Modern Masters: Picasso & Miro

20 April - 1 June 2023
Overview
The exhibition explores the lifelong friendship between Pablo Picasso and Joan Miró, ‘Modern Masters: Picasso & Miró’.

These two Catalan artists, although very different in their approach to printmaking, both revolutionised the medium, expanding its possibilities and breaking its constraints.

 

Their mutual respect and admiration for each other’s work and personal ideologies were the foundation for their enduring friendship. The exhibition will examine the stylistic and technical differences of these artists whilst revealing their often overlooked unifying qualities.

 

The pair met for the first time in 1920 when Miró visited Picasso’s studio on Rue de la Boétie having just moved to Paris; he was 27 whilst Picasso was 40. The following year, when Miró held his first exhibition at Galerie Licorne, Picasso purchased the famous ‘Self Portrait’ (1919) by Miró, a work he kept for the rest of his life.

 

Both artists had a lifelong commitment to printmaking, each creating over 2000 printed works during their careers.

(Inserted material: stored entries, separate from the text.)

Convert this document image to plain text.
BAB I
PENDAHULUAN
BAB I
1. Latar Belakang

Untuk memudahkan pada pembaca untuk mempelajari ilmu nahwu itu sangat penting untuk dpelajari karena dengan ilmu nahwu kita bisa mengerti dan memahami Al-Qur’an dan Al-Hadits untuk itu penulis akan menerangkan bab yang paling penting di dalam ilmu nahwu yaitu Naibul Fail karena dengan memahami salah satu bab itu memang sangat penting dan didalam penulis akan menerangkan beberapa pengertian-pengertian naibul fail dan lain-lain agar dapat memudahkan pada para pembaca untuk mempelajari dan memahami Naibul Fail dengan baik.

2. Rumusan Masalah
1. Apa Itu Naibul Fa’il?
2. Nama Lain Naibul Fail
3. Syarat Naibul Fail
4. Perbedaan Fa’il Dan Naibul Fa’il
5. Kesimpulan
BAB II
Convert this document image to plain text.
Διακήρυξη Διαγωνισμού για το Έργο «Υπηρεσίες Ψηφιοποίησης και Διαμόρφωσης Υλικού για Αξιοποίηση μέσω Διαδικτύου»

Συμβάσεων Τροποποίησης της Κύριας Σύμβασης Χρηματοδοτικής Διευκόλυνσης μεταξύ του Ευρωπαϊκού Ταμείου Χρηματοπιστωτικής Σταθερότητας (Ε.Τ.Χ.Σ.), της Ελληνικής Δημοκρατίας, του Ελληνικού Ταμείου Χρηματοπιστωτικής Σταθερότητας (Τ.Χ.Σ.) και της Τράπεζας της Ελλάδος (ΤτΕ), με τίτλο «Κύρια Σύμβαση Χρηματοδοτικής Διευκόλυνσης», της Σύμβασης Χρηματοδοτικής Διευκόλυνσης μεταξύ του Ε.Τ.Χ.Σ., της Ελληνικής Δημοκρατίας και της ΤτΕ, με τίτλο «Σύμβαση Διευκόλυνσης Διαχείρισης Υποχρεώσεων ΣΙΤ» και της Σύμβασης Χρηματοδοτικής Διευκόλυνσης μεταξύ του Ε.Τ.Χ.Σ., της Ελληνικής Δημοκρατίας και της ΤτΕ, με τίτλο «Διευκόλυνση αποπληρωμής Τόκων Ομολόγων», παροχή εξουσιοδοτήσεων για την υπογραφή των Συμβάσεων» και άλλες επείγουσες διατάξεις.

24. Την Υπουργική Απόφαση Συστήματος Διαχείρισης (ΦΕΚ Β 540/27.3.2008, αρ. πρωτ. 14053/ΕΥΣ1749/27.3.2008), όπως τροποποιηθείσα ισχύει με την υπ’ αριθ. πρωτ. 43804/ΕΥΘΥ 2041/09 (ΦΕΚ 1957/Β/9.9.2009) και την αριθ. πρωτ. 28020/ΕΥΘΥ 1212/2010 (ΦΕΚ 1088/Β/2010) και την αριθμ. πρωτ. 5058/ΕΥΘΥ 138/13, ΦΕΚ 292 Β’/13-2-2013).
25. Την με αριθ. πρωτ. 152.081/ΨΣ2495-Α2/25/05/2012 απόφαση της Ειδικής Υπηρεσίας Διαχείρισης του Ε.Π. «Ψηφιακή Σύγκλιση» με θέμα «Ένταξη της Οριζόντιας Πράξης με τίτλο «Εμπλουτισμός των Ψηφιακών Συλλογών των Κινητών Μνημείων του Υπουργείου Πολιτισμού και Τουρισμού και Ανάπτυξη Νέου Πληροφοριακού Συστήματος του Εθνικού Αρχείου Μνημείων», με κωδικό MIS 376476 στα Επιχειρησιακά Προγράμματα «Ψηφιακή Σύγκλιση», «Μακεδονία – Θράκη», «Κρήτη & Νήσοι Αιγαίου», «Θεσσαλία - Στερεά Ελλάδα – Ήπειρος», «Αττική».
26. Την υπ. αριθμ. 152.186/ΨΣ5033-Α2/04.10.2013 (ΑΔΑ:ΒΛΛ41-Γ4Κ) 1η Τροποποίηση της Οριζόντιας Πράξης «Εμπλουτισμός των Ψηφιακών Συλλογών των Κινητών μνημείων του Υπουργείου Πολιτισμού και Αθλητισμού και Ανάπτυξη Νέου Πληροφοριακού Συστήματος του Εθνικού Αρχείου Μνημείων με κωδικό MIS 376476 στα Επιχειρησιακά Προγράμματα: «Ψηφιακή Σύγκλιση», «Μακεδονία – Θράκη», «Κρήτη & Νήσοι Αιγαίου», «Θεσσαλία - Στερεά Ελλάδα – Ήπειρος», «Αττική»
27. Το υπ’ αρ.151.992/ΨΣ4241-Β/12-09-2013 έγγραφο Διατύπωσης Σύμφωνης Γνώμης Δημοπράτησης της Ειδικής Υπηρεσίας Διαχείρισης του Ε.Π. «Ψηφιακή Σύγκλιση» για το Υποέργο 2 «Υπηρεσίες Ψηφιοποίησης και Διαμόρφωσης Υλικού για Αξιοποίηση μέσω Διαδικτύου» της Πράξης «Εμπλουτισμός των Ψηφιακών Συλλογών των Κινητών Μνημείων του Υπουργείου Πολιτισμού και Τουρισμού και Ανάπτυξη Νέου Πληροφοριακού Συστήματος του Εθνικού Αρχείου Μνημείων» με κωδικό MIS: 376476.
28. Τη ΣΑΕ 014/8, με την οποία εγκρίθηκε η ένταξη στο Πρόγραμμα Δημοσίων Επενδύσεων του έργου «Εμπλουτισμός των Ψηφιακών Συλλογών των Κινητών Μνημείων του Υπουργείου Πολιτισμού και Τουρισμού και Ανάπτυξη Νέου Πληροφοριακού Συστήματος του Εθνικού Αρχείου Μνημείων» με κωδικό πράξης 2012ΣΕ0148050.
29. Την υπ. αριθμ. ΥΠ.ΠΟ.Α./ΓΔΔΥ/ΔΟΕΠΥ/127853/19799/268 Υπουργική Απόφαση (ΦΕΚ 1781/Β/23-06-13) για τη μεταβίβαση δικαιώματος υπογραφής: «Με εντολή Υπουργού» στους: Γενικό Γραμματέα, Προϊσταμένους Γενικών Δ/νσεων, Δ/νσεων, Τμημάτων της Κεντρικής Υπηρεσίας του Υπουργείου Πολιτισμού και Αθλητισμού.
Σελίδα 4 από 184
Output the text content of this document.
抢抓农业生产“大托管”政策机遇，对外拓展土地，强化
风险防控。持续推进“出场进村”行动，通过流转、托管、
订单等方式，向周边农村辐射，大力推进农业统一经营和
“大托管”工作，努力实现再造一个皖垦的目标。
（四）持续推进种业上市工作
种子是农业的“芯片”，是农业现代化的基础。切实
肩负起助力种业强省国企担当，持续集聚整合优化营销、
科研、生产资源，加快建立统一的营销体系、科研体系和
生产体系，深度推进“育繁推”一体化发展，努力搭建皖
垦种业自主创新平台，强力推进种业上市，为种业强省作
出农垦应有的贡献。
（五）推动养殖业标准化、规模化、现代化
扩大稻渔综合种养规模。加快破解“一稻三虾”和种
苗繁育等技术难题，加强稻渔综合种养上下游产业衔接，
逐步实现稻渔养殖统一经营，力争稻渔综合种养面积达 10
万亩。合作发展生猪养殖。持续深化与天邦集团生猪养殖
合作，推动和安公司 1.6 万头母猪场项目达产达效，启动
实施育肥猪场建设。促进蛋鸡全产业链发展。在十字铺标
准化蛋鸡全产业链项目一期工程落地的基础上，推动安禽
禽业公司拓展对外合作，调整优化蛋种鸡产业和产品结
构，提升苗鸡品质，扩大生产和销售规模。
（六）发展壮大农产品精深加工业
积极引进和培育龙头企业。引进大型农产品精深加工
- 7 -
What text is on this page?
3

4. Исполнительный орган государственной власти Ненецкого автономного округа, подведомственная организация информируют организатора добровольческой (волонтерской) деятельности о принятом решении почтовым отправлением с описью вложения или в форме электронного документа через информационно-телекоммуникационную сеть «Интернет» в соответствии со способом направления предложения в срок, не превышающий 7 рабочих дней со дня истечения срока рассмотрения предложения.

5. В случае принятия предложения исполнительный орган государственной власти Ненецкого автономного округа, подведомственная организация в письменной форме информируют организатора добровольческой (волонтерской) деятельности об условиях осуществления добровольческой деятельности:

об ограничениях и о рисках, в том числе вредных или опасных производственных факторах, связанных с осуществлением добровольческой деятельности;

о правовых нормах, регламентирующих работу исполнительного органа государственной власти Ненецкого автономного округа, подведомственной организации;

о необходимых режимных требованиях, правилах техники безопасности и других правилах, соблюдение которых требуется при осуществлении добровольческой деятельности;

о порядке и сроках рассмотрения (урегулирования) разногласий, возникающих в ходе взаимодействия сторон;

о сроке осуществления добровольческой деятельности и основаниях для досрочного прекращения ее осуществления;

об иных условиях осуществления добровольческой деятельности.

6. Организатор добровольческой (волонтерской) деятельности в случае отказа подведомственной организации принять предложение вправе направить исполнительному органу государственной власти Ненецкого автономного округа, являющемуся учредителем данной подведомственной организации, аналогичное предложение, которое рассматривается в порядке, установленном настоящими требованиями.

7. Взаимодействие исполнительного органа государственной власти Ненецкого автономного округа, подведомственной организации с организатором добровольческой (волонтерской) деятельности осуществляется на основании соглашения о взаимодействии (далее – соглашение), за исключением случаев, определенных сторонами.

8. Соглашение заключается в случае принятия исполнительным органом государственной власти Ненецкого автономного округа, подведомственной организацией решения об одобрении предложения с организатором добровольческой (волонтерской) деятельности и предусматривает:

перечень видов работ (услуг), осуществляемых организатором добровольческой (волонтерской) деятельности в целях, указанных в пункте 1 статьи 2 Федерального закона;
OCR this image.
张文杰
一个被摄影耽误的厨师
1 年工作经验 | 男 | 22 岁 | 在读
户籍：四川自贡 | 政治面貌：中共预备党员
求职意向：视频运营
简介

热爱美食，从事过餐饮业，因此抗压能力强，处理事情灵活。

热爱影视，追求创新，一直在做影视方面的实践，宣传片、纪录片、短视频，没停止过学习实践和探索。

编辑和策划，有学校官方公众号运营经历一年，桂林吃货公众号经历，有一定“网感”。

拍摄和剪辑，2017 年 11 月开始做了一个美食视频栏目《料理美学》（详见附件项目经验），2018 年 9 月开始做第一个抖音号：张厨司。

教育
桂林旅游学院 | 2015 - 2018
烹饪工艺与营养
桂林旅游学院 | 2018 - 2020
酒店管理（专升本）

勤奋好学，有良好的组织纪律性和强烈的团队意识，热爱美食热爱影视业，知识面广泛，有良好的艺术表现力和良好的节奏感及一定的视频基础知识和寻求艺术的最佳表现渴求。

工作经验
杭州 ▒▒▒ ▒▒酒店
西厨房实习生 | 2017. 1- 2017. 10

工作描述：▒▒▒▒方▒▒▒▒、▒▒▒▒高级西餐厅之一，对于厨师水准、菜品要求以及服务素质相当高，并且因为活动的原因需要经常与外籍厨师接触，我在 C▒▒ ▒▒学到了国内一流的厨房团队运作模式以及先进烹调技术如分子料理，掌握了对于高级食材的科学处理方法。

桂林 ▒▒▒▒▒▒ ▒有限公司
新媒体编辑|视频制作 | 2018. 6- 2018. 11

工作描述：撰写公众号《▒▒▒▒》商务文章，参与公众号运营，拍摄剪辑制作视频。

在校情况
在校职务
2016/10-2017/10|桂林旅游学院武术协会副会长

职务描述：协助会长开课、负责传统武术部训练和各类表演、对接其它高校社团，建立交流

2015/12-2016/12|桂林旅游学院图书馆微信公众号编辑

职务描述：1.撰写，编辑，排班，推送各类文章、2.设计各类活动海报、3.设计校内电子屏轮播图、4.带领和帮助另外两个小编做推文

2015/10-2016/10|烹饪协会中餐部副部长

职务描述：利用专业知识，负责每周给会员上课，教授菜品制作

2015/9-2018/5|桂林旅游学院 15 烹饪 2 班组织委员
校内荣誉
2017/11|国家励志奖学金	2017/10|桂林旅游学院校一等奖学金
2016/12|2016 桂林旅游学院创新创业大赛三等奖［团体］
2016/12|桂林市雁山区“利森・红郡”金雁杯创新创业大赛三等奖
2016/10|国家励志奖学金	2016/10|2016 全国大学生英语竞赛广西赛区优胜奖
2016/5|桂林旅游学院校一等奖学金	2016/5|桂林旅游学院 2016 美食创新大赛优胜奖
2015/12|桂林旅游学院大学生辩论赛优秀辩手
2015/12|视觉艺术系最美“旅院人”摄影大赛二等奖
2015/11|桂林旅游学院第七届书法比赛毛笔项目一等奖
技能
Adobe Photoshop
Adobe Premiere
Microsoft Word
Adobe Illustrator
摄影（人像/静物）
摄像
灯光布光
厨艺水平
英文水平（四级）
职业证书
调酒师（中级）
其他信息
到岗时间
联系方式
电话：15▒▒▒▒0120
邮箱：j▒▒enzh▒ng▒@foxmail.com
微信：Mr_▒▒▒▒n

Though Picasso often, restlessly searched for ways to bend the medium of printmaking to his will, Miró far preferred to remain respectfully within the traditional methods. ‘Miró had too much respect for his materials and tools to subject them to his own designs — rather, he beckoned them… and engaged them in loving dialogue’ remarks Jacques Dupin in his monograph on the artist.

 

There is a great spontaneity in Miró’s mark making and he relished the outcome of a trial-and-error approach which suited his style of calligraphic, free-flowing lines. Lithography, etching and carborundum were the techniques that best suited his strokes. His designs may have been improvised and experimental, but he would always leave copious, careful instructions for his printmaker, exposing his more methodical and measured approach to the act of making the physical print itself.